Немцам-то особо культурные и не нужны, потому что сами они показывают все больше и больше свое несусветное дикарство. И наши партийцы, и немецкие, ну совершенно одинаковы по узости кругозора и общей безграмотности. Только немцы упитаннее и воротнички чище. А по духовным запросам, по жажде знаний, культуры и по стремлению к усвоению нематериалистической идеологии наши дадут, конечно, немцам сто очков вперед.

Перемена нашего жития разительная. Сразу от недоедания, почти полного голода даже, нищеты, полного бесправия – к относительно высокому благополучию немецкого солдатского пайка, папиросам, правовому положению немецкого служащего.

Коля уже получил вместо своих лохмотьев новый костюм. Костюм для бедного рабочего. Но после того, в чем он ходил до сих пор, – люксус. Его настроения пока что радужные. Все его сотрудники одного с ним мнения, что с немцами, т.е. вопреки немцам, можно кое-что сделать. Вчера он уже публично выступал на тему «Смутное время». Доклад был прекрасный. И говорил он все то, что хотел, без оглядки на кого бы то ни было. Для контроля сидело два немецких чучела из пропаганды. Но переводчиком был свой – Даня. И перевод был соответственный. Даня относится к категории тех переводчиков, которые переводят все так, как надо. В смысле стрельбы и бомбежек наша квартира в самом скверном районе. Тосно с трех сторон окружено фронтом. С четвертой – только узенький перешеек, свободный от линии боев. Наш домик, вернее, большая деревянная изба, находится в треугольнике: железнодорожный мост, стратегическое шоссе и вокзал. Откуда бы большевики ни стреляли, всегда наш район под обстрелом. Вчера на нашем огороде упало четыре бомбы. Бомбы маленькие, но для нашего «палаццо» вполне достаточно. Как оно еще не развалилось – непонятно. Скрипит и трясется при всех артиллерийских и прочих неприятностях, как старый корабль. Но держится. Только дыры в стенах все больше и шире.
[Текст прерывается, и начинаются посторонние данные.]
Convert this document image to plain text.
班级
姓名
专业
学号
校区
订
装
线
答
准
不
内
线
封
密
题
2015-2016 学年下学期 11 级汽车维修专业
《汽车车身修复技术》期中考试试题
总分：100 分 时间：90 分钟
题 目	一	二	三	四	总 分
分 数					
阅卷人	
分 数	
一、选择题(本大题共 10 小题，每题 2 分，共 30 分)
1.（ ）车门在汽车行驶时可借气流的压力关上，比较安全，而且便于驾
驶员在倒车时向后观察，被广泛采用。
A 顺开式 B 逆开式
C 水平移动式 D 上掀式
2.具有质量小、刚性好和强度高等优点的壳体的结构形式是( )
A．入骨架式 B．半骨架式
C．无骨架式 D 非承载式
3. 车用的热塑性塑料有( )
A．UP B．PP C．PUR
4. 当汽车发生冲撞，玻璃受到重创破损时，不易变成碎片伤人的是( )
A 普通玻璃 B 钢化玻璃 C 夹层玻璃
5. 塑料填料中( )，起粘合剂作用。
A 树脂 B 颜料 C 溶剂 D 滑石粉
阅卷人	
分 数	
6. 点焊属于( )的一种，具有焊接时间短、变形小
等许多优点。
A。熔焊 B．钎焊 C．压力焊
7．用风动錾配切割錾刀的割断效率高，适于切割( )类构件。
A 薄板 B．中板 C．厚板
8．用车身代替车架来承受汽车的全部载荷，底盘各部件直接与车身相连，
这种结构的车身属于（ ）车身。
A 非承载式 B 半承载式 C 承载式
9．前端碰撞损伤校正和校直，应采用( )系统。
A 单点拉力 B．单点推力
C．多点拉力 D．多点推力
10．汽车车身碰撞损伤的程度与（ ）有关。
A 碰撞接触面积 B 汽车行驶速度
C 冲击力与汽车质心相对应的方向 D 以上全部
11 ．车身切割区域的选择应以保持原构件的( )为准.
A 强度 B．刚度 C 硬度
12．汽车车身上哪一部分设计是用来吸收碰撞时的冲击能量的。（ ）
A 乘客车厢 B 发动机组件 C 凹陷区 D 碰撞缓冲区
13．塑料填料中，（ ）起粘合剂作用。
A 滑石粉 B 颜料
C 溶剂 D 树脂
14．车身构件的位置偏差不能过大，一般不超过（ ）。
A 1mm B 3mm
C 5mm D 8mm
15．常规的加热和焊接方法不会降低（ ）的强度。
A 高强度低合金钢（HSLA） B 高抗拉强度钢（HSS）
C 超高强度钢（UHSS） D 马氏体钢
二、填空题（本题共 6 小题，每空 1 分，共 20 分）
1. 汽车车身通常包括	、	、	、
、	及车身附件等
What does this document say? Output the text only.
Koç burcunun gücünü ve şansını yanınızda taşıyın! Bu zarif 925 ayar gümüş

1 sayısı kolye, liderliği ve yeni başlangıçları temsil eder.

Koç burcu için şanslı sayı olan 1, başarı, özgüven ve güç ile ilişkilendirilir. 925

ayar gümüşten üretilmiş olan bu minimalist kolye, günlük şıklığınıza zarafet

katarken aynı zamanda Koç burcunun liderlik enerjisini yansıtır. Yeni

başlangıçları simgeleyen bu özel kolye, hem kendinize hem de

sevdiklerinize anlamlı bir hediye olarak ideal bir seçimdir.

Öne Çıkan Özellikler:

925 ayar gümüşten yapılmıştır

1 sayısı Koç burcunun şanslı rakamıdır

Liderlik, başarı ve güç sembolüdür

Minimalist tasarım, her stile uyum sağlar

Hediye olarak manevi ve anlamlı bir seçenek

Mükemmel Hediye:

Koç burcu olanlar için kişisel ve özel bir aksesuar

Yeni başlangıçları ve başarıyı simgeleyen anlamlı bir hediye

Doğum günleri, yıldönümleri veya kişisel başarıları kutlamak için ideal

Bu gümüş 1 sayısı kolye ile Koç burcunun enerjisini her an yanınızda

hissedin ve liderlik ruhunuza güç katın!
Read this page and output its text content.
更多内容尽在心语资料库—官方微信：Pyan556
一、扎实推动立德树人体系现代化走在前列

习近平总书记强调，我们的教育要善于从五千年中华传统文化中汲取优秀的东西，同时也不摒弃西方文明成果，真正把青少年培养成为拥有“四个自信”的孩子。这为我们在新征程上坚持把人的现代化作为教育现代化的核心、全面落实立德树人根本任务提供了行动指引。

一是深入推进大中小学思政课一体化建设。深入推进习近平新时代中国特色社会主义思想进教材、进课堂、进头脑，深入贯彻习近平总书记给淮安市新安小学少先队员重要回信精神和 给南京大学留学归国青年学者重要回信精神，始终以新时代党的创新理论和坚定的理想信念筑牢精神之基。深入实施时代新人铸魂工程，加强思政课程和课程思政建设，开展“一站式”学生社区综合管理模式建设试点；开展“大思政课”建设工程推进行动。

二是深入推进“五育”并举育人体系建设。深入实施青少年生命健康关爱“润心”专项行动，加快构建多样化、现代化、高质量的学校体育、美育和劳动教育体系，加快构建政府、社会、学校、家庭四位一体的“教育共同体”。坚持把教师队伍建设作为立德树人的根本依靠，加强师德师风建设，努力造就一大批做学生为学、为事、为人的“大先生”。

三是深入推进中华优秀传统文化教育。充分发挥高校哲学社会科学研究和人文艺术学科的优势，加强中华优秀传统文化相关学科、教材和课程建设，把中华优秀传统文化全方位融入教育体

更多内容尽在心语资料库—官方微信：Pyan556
Расходятся по швам.

Вчера мне была представлена вся публика из пропаганды. Два поэта и четыре прозаика. Очень интересная публика. Один особенно интересен. Кубанский казак, плохограмотный. Пишет свои воспоминания о дореволюционной и послереволюционной станице. А так как после революции он пережил все удовольствия: и тюрьму, и высылку, и немецкий плен, и чудесное спасение во время расстрела, то воспоминания очень интересны. Но и помимо материала он очень талантлив и иногда прямо удивляешься, как это человек, который совершенно не знает грамматики, ухитряется писать таким ярким и сочным языком. Это будет совершенно замечательная книга, если ему попадется знающий технический редактор. Необходимо такого, чтобы не умничал, а исправлял бы только грамматические ошибки и ни в коем случае не «причесывал» бы стиля.

Один из поэтов – очень тонкий, вполне интеллигентный мальчик, студент. Обладает невероятными способностями к языкам. Пишет, и хорошо, новеллы. Третий – уральский казак. Написал роман. Этот гораздо ниже кубанца. Но грамотен. И материал интересный. Один из них, молодой, комсомолец, пишет роман из великосветской жизни. Совершенная чепуха. И так как он великосветскую жизнь представляет себе вроде жизни секретарей парткомов, то получается такая великосветская клюква, что без смеха слышать невозможно. А талант есть. И никак его не убедишь, чтобы он писал о том, что знает. О своем комсомоле, например. Осточертел ему комсомол, и он во что бы то ни стало решил написать «великосветскую хронику», да еще из придворной жизни.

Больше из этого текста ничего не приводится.